To access SQLAlchemy’s session object, define this little function:

def Session():
    from aldjemy.core import get_engine
    engine = get_engine()
    _Session = sessionmaker(bind=engine)
    return _Session()

Then simply call:

session = Session()

You can now perform SQLAlchemy queries within the Django ORM. Congratulations!

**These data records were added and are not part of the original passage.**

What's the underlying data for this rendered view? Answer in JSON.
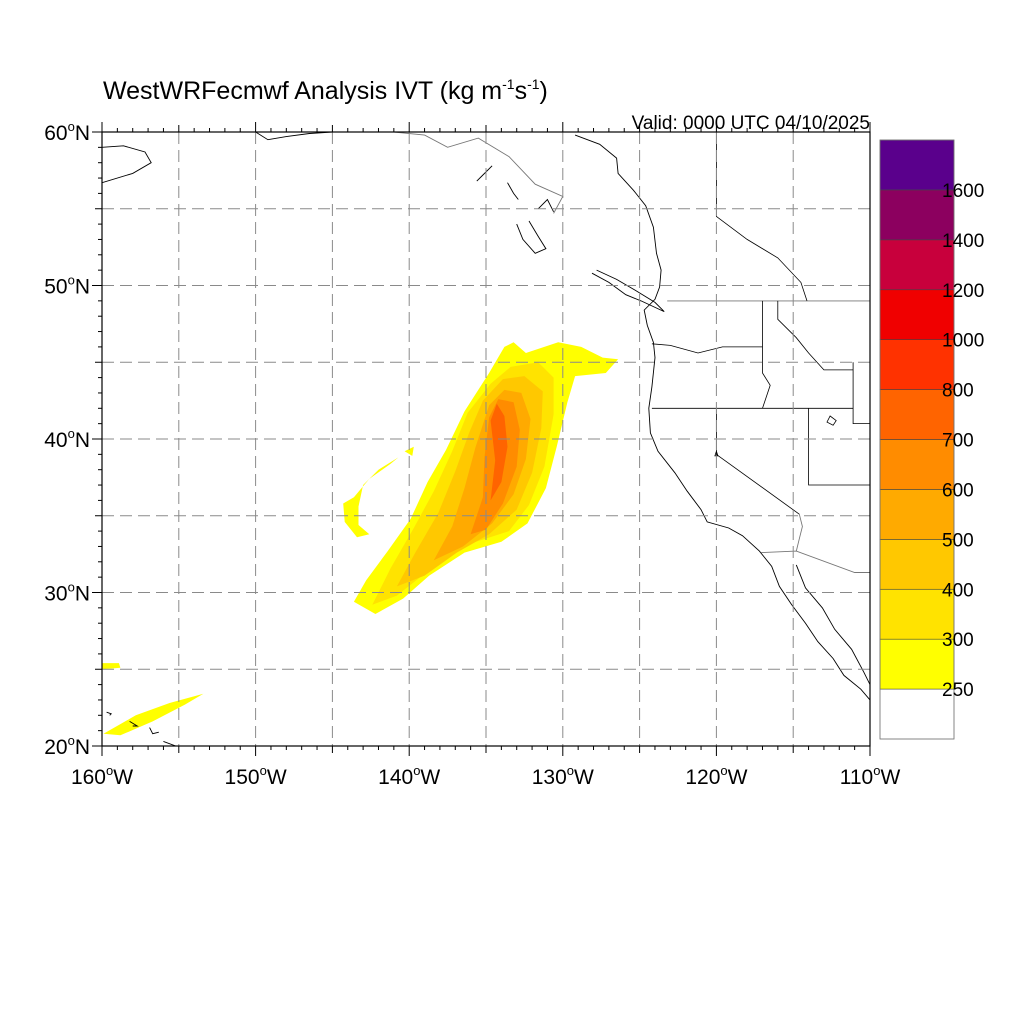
{
  "title": {
    "main": "WestWRFecmwf Analysis IVT (kg m",
    "sup1": "-1",
    "mid": "s",
    "sup2": "-1",
    "close": ")"
  },
  "valid": "Valid: 0000 UTC 04/10/2025",
  "lat_labels": [
    {
      "deg": 60,
      "num": "60",
      "o": "o",
      "h": "N"
    },
    {
      "deg": 50,
      "num": "50",
      "o": "o",
      "h": "N"
    },
    {
      "deg": 40,
      "num": "40",
      "o": "o",
      "h": "N"
    },
    {
      "deg": 30,
      "num": "30",
      "o": "o",
      "h": "N"
    },
    {
      "deg": 20,
      "num": "20",
      "o": "o",
      "h": "N"
    }
  ],
  "lon_labels": [
    {
      "deg": -160,
      "num": "160",
      "o": "o",
      "h": "W"
    },
    {
      "deg": -150,
      "num": "150",
      "o": "o",
      "h": "W"
    },
    {
      "deg": -140,
      "num": "140",
      "o": "o",
      "h": "W"
    },
    {
      "deg": -130,
      "num": "130",
      "o": "o",
      "h": "W"
    },
    {
      "deg": -120,
      "num": "120",
      "o": "o",
      "h": "W"
    },
    {
      "deg": -110,
      "num": "110",
      "o": "o",
      "h": "W"
    }
  ],
  "map_extent": {
    "lon": [
      -160,
      -110
    ],
    "lat": [
      20,
      60
    ]
  },
  "grid_lons": [
    -155,
    -150,
    -145,
    -140,
    -135,
    -130,
    -125,
    -120,
    -115
  ],
  "grid_lats": [
    55,
    50,
    45,
    40,
    35,
    30,
    25
  ],
  "colorbar": {
    "colors": [
      "#ffffff",
      "#ffff00",
      "#ffe300",
      "#ffc800",
      "#ffaa00",
      "#ff8c00",
      "#ff6400",
      "#ff3200",
      "#f00000",
      "#c8003c",
      "#8c005f",
      "#5a008c"
    ],
    "labels": [
      "250",
      "300",
      "400",
      "500",
      "600",
      "700",
      "800",
      "1000",
      "1200",
      "1400",
      "1600"
    ]
  },
  "ivt_shades": [
    {
      "color": "#ffff00",
      "pts": [
        [
          -143.6,
          29.4
        ],
        [
          -142.8,
          30.8
        ],
        [
          -141.4,
          32.7
        ],
        [
          -139.9,
          34.8
        ],
        [
          -138.8,
          37.2
        ],
        [
          -137.6,
          39.3
        ],
        [
          -136.4,
          41.8
        ],
        [
          -134.8,
          44.3
        ],
        [
          -133.8,
          46.0
        ],
        [
          -133.2,
          46.3
        ],
        [
          -132.4,
          45.6
        ],
        [
          -130.3,
          46.3
        ],
        [
          -128.8,
          46.0
        ],
        [
          -127.4,
          45.3
        ],
        [
          -126.4,
          45.2
        ],
        [
          -127.2,
          44.3
        ],
        [
          -129.2,
          44.1
        ],
        [
          -129.7,
          42.4
        ],
        [
          -130.4,
          39.5
        ],
        [
          -131.1,
          36.8
        ],
        [
          -132.3,
          34.5
        ],
        [
          -134.0,
          33.3
        ],
        [
          -136.4,
          32.6
        ],
        [
          -138.7,
          31.1
        ],
        [
          -140.4,
          29.6
        ],
        [
          -142.2,
          28.6
        ]
      ]
    },
    {
      "color": "#ffe300",
      "pts": [
        [
          -142.4,
          29.2
        ],
        [
          -141.2,
          31.6
        ],
        [
          -139.7,
          34.2
        ],
        [
          -138.4,
          36.6
        ],
        [
          -137.2,
          39.2
        ],
        [
          -136.2,
          41.7
        ],
        [
          -134.7,
          43.6
        ],
        [
          -133.4,
          44.7
        ],
        [
          -131.6,
          45.0
        ],
        [
          -130.6,
          44.0
        ],
        [
          -130.6,
          41.6
        ],
        [
          -131.2,
          38.2
        ],
        [
          -132.2,
          35.7
        ],
        [
          -133.5,
          34.0
        ],
        [
          -136.6,
          33.0
        ],
        [
          -138.9,
          31.3
        ],
        [
          -140.8,
          29.8
        ]
      ]
    },
    {
      "color": "#ffc800",
      "pts": [
        [
          -140.8,
          30.4
        ],
        [
          -139.6,
          32.6
        ],
        [
          -138.1,
          35.2
        ],
        [
          -137.0,
          37.9
        ],
        [
          -136.1,
          40.4
        ],
        [
          -135.2,
          42.5
        ],
        [
          -133.9,
          43.9
        ],
        [
          -132.5,
          44.1
        ],
        [
          -131.3,
          43.1
        ],
        [
          -131.4,
          40.7
        ],
        [
          -132.0,
          37.8
        ],
        [
          -133.0,
          35.4
        ],
        [
          -134.8,
          33.8
        ],
        [
          -136.9,
          32.6
        ],
        [
          -139.0,
          31.1
        ]
      ]
    },
    {
      "color": "#ffaa00",
      "pts": [
        [
          -138.4,
          32.1
        ],
        [
          -137.2,
          34.3
        ],
        [
          -136.4,
          36.8
        ],
        [
          -135.7,
          39.4
        ],
        [
          -134.8,
          42.2
        ],
        [
          -133.8,
          43.2
        ],
        [
          -132.7,
          43.0
        ],
        [
          -132.1,
          41.3
        ],
        [
          -132.4,
          38.7
        ],
        [
          -133.2,
          36.4
        ],
        [
          -134.6,
          34.5
        ],
        [
          -136.5,
          33.0
        ]
      ]
    },
    {
      "color": "#ff8c00",
      "pts": [
        [
          -136.0,
          33.8
        ],
        [
          -135.2,
          36.2
        ],
        [
          -135.1,
          38.8
        ],
        [
          -134.8,
          41.4
        ],
        [
          -134.2,
          42.6
        ],
        [
          -133.2,
          42.4
        ],
        [
          -132.8,
          40.6
        ],
        [
          -133.0,
          38.2
        ],
        [
          -133.9,
          35.8
        ],
        [
          -135.0,
          34.1
        ]
      ]
    },
    {
      "color": "#ff6400",
      "pts": [
        [
          -134.7,
          36.0
        ],
        [
          -134.4,
          38.6
        ],
        [
          -134.7,
          41.2
        ],
        [
          -134.3,
          42.3
        ],
        [
          -133.8,
          41.5
        ],
        [
          -133.6,
          39.5
        ],
        [
          -134.0,
          37.2
        ]
      ]
    },
    {
      "color": "#ffff00",
      "pts": [
        [
          -143.6,
          36.2
        ],
        [
          -142.6,
          37.4
        ],
        [
          -141.2,
          38.4
        ],
        [
          -140.7,
          38.8
        ],
        [
          -142.0,
          38.0
        ],
        [
          -143.0,
          37.0
        ],
        [
          -143.3,
          35.6
        ],
        [
          -143.3,
          34.4
        ],
        [
          -142.6,
          33.8
        ],
        [
          -143.4,
          33.6
        ],
        [
          -144.2,
          34.6
        ],
        [
          -144.3,
          35.8
        ]
      ]
    },
    {
      "color": "#ffff00",
      "pts": [
        [
          -140.3,
          39.2
        ],
        [
          -139.7,
          39.5
        ],
        [
          -139.8,
          38.9
        ]
      ]
    },
    {
      "color": "#ffff00",
      "pts": [
        [
          -159.9,
          20.8
        ],
        [
          -157.8,
          22.0
        ],
        [
          -155.6,
          22.8
        ],
        [
          -153.4,
          23.4
        ],
        [
          -154.6,
          22.7
        ],
        [
          -156.7,
          21.6
        ],
        [
          -158.8,
          20.7
        ]
      ]
    },
    {
      "color": "#ffff00",
      "pts": [
        [
          -160.0,
          25.0
        ],
        [
          -158.8,
          25.1
        ],
        [
          -158.9,
          25.4
        ],
        [
          -160.0,
          25.4
        ]
      ]
    }
  ],
  "coastlines": [
    [
      [
        -129.2,
        59.8
      ],
      [
        -127.6,
        59.2
      ],
      [
        -126.5,
        58.3
      ],
      [
        -126.4,
        57.3
      ],
      [
        -125.4,
        56.2
      ],
      [
        -124.6,
        55.2
      ],
      [
        -124.1,
        53.8
      ],
      [
        -123.9,
        52.1
      ],
      [
        -123.6,
        51.0
      ],
      [
        -123.7,
        49.9
      ],
      [
        -124.0,
        49.1
      ],
      [
        -124.7,
        48.4
      ],
      [
        -124.5,
        47.4
      ],
      [
        -124.1,
        46.3
      ],
      [
        -124.0,
        45.3
      ],
      [
        -124.2,
        43.4
      ],
      [
        -124.4,
        42.0
      ],
      [
        -124.3,
        40.4
      ],
      [
        -123.8,
        39.2
      ],
      [
        -122.7,
        37.8
      ],
      [
        -121.9,
        36.6
      ],
      [
        -121.0,
        35.4
      ],
      [
        -120.6,
        34.6
      ],
      [
        -119.2,
        34.2
      ],
      [
        -118.3,
        33.7
      ],
      [
        -117.2,
        32.7
      ],
      [
        -116.4,
        31.7
      ],
      [
        -115.9,
        30.4
      ],
      [
        -115.1,
        29.2
      ],
      [
        -114.2,
        28.0
      ],
      [
        -113.4,
        26.8
      ],
      [
        -112.4,
        25.7
      ],
      [
        -111.7,
        24.6
      ],
      [
        -110.6,
        23.7
      ],
      [
        -110.0,
        23.0
      ]
    ],
    [
      [
        -114.8,
        31.8
      ],
      [
        -114.2,
        30.3
      ],
      [
        -113.1,
        29.0
      ],
      [
        -112.3,
        27.6
      ],
      [
        -111.2,
        26.3
      ],
      [
        -110.4,
        24.8
      ],
      [
        -110.0,
        24.0
      ]
    ],
    [
      [
        -160.0,
        56.7
      ],
      [
        -158.0,
        57.3
      ],
      [
        -156.8,
        58.0
      ],
      [
        -157.2,
        58.7
      ],
      [
        -158.6,
        59.1
      ],
      [
        -160.0,
        59.0
      ]
    ],
    [
      [
        -150.0,
        60.0
      ],
      [
        -149.2,
        59.5
      ],
      [
        -148.0,
        59.7
      ],
      [
        -146.5,
        59.9
      ],
      [
        -145.0,
        60.0
      ]
    ],
    [
      [
        -134.6,
        57.8
      ],
      [
        -135.2,
        57.2
      ],
      [
        -135.6,
        56.8
      ]
    ],
    [
      [
        -133.6,
        56.7
      ],
      [
        -133.2,
        56.0
      ],
      [
        -132.9,
        55.6
      ]
    ],
    [
      [
        -131.6,
        55.0
      ],
      [
        -131.0,
        55.6
      ],
      [
        -130.6,
        54.8
      ]
    ],
    [
      [
        -132.2,
        54.2
      ],
      [
        -131.6,
        53.2
      ],
      [
        -131.1,
        52.4
      ],
      [
        -131.8,
        52.1
      ],
      [
        -132.6,
        53.0
      ],
      [
        -133.0,
        54.0
      ]
    ],
    [
      [
        -128.1,
        50.8
      ],
      [
        -127.0,
        50.2
      ],
      [
        -125.9,
        49.4
      ],
      [
        -124.9,
        49.0
      ],
      [
        -123.4,
        48.3
      ],
      [
        -124.0,
        48.9
      ],
      [
        -125.3,
        49.7
      ],
      [
        -126.5,
        50.4
      ],
      [
        -127.8,
        51.0
      ]
    ],
    [
      [
        -159.7,
        22.2
      ],
      [
        -159.4,
        22.1
      ],
      [
        -159.5,
        22.0
      ]
    ],
    [
      [
        -158.2,
        21.6
      ],
      [
        -157.7,
        21.3
      ],
      [
        -158.0,
        21.3
      ]
    ],
    [
      [
        -156.9,
        21.2
      ],
      [
        -156.7,
        20.8
      ],
      [
        -156.3,
        20.9
      ]
    ],
    [
      [
        -156.0,
        20.3
      ],
      [
        -155.2,
        20.0
      ],
      [
        -155.7,
        19.8
      ]
    ]
  ],
  "borders": [
    [
      [
        -141.0,
        60.0
      ],
      [
        -139.0,
        59.8
      ],
      [
        -137.5,
        59.0
      ],
      [
        -135.5,
        59.6
      ],
      [
        -133.5,
        58.4
      ],
      [
        -131.8,
        56.6
      ],
      [
        -130.0,
        55.8
      ],
      [
        -130.6,
        54.7
      ]
    ],
    [
      [
        -123.2,
        49.0
      ],
      [
        -110.0,
        49.0
      ]
    ],
    [
      [
        -117.1,
        32.6
      ],
      [
        -114.8,
        32.7
      ],
      [
        -111.0,
        31.3
      ],
      [
        -110.0,
        31.3
      ]
    ],
    [
      [
        -114.8,
        32.7
      ],
      [
        -114.6,
        33.5
      ],
      [
        -114.4,
        34.3
      ],
      [
        -114.6,
        35.1
      ]
    ]
  ],
  "states": [
    [
      [
        -120.0,
        60.0
      ],
      [
        -120.0,
        54.5
      ],
      [
        -118.0,
        53.0
      ],
      [
        -116.0,
        51.8
      ],
      [
        -114.5,
        50.2
      ],
      [
        -114.1,
        49.0
      ]
    ],
    [
      [
        -124.2,
        46.2
      ],
      [
        -123.0,
        46.1
      ],
      [
        -121.2,
        45.6
      ],
      [
        -119.6,
        46.0
      ],
      [
        -117.0,
        46.0
      ]
    ],
    [
      [
        -117.0,
        49.0
      ],
      [
        -117.0,
        44.3
      ],
      [
        -116.5,
        43.5
      ],
      [
        -117.0,
        42.0
      ]
    ],
    [
      [
        -116.0,
        49.0
      ],
      [
        -116.0,
        47.8
      ],
      [
        -114.8,
        46.6
      ],
      [
        -114.0,
        45.6
      ],
      [
        -113.0,
        44.5
      ],
      [
        -111.1,
        44.5
      ]
    ],
    [
      [
        -124.2,
        42.0
      ],
      [
        -111.1,
        42.0
      ]
    ],
    [
      [
        -120.0,
        42.0
      ],
      [
        -120.0,
        39.0
      ],
      [
        -114.6,
        35.1
      ]
    ],
    [
      [
        -114.0,
        42.0
      ],
      [
        -114.0,
        37.0
      ],
      [
        -110.0,
        37.0
      ]
    ],
    [
      [
        -111.1,
        45.0
      ],
      [
        -111.1,
        41.0
      ],
      [
        -110.0,
        41.0
      ]
    ]
  ],
  "lakes": [
    [
      [
        -112.6,
        41.5
      ],
      [
        -112.2,
        41.2
      ],
      [
        -112.4,
        40.9
      ],
      [
        -112.8,
        41.1
      ]
    ],
    [
      [
        -120.0,
        39.2
      ],
      [
        -119.9,
        38.9
      ],
      [
        -120.1,
        38.9
      ]
    ]
  ]
}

8 thoughts on “Use SQLAlchemy with Django

  1. Hi, I just wanted to let you know that while peewee doesn’t have near the community of Django or SQLAlchemy, it does have a devoted following! I also try to be very responsive to GitHub issues. Peewee also comes with a special extension module designed for working with Django — you might find it helpful should you ever try peewee:

    * http://charlesleifer.com/blog/-djpeewee-use-the-peewee-orm-with-your-django-models/
    * http://docs.peewee-orm.com/en/latest/peewee/playhouse.html#djpeewee

  2. What about transactions? In this example what happend?
    (this is pseudocode)

    with atomic():
        # update with django orm
        x = mymodel.objects.get(pk=1)
        x.field+=1
        x.save()
        # Here the x.field changed?
        x.sa.read_field
    
  3. @Anton: I don’t think accessing objects both from Django ORM and SQLAlchemy inside the same code (method, class, etc.) would be recommended. This post intends to provide SQLAlchemy to those who need to achieve complex queries inside a Django project.

  4. Hi Mathieu,

    I’m a beginning software engineer learning Django. I followed your tutorial up to adding ‘aldjemy’ to INSTALLED_APPS in the settings.py file. Does the code in the “Usage” category of your tutorial also need to go in the settings.py file? Many thanks for your help, and for the instructions!

    Erin

    • The “Usage” code doesn’t go in settings.py, but rather where you want to use it (e.g., in a script where you wish to use your models).